Attention: we live in an attention and ideas economy, where attention and ideas are scarce. To get people’s attention, don’t create more noise, but attract attention to story ideas and opinions rather than pushing your message. The message here is to people to you rather than getting in their faces.

Respect: it must be earned by brands, teachers and peers. Respect people’s time, headspace, opinions and intellect. Show up to conversations and get involved to earn other’s respect.

Trust: Trevor referenced the Edelman Trust Barometer a global survey of the public’s trust in government, media, businesses and NGOs. You can build trust by being open, transparent and consistent. Be authentic, real, human and share your personality – this engenders trust. Trust is the social currency of today (according to Trev).
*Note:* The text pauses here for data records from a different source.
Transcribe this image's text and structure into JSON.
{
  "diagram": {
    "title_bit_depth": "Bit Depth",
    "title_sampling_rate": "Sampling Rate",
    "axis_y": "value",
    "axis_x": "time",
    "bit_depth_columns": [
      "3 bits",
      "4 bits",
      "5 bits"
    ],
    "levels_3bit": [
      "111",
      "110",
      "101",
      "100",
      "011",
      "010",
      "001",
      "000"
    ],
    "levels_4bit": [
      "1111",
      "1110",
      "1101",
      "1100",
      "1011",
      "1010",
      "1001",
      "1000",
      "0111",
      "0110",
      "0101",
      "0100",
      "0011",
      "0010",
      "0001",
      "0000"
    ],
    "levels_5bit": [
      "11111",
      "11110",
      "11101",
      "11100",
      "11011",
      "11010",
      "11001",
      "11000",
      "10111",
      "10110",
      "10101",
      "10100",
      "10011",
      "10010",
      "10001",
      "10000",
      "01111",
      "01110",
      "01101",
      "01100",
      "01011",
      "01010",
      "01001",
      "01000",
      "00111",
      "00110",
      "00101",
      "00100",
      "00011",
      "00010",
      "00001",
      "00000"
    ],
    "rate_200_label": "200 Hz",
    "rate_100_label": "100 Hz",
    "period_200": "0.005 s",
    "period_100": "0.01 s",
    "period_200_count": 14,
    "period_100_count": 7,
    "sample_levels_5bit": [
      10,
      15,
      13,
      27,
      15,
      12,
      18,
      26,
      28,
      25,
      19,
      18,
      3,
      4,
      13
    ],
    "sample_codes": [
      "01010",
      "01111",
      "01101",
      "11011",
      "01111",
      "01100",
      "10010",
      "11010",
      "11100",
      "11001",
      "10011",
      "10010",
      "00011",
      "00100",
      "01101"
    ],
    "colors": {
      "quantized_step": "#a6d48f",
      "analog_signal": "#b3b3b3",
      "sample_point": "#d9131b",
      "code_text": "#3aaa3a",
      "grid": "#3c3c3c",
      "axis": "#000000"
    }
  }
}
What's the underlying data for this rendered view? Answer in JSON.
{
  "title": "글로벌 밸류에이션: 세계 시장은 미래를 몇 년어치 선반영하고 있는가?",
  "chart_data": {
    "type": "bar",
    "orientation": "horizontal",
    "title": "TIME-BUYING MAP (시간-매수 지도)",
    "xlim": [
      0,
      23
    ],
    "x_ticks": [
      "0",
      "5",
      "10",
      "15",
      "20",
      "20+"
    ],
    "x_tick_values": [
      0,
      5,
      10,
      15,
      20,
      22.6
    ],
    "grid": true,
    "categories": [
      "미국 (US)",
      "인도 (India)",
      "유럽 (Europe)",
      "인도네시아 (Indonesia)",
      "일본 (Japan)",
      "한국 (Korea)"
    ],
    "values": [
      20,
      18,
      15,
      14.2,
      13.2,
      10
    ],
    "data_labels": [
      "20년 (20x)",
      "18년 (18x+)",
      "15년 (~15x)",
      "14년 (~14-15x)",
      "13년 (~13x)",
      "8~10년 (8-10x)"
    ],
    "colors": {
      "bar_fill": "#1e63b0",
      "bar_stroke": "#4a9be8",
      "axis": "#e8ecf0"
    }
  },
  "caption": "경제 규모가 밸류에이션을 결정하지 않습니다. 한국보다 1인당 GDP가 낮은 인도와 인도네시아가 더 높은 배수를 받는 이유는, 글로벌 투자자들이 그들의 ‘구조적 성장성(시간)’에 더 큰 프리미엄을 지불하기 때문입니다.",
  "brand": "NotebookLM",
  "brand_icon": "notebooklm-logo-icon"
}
The importance of social media

Platforms such as Facebook, Twitter and LinkedIn: share news, stories, give hat tips and participate in the conversation. If you’re on Twitter, tweet around 15 times a day about things that are interesting and add value to the sphere. Leave someone a note if you enjoyed their post on their blog. These things will get you noticed for the right reasons.

Content is key – create, distribute and share content. Whether you’re blogging, creating video, uploading photos or infographics, get it out there – hold a webinar, share your ebook or white paper.

Face-to-face: meet people, socialise, go to meetups or get involved in tweetups; face-to-face gives a layer of depth to your existing connections on social media. It will help you to build your network quickly. This is what Trevor calls the ‘not so secret sauce’, meeting people is essential to building your brand.

How do you create your personal brand? 5 Tips

Interrogate: what do you want and what do you want to be doing? Once you decide what you want to be known for follow the next steps:

1. Develop your platform and build your audience – beyond your friends, family, peers and colleagues. Choose a robust platform to get noticed on, amplify your stories, share ideas and express your views and opinions. Be your own media channel through a blog, podcast, video, Facebook, Twitter, LinkedIn, you might have your own column. Having a united presence across web and content will create an aggregated audience.

2. Give relentlessly – by this Trevor means to produce good content and plenty of it, and share it. This is why people will notice you and what you’ll be noted for. It isn’t about pushing your brand relentlessly but by providing relevant content to your audience, and interacting around it and with others.

3. LinkedIn – get your profile in order and actively seek recommendations. Complete your profile, add everything relevant to your brand, leaving gaps can make you look suspicious. Give to others (recommendations or endorsements) and they’ll give back. When you have a meeting or phone call, send a LinkedIn request afterwards, make it a habit. Join groups and participate in a few, add value, ask questions.

4. Twitter – every connection as a potential business or social opportunity. People do business with those they know, like and trust, so get more people to know, like and trust you – over time.

5. – you’ll get found here, put all of your social networks there. By having an image of your face on your profile, this allows people to see you and puts your personality into your brand.

Tip: be interesting and be interested, attract attention in the right way.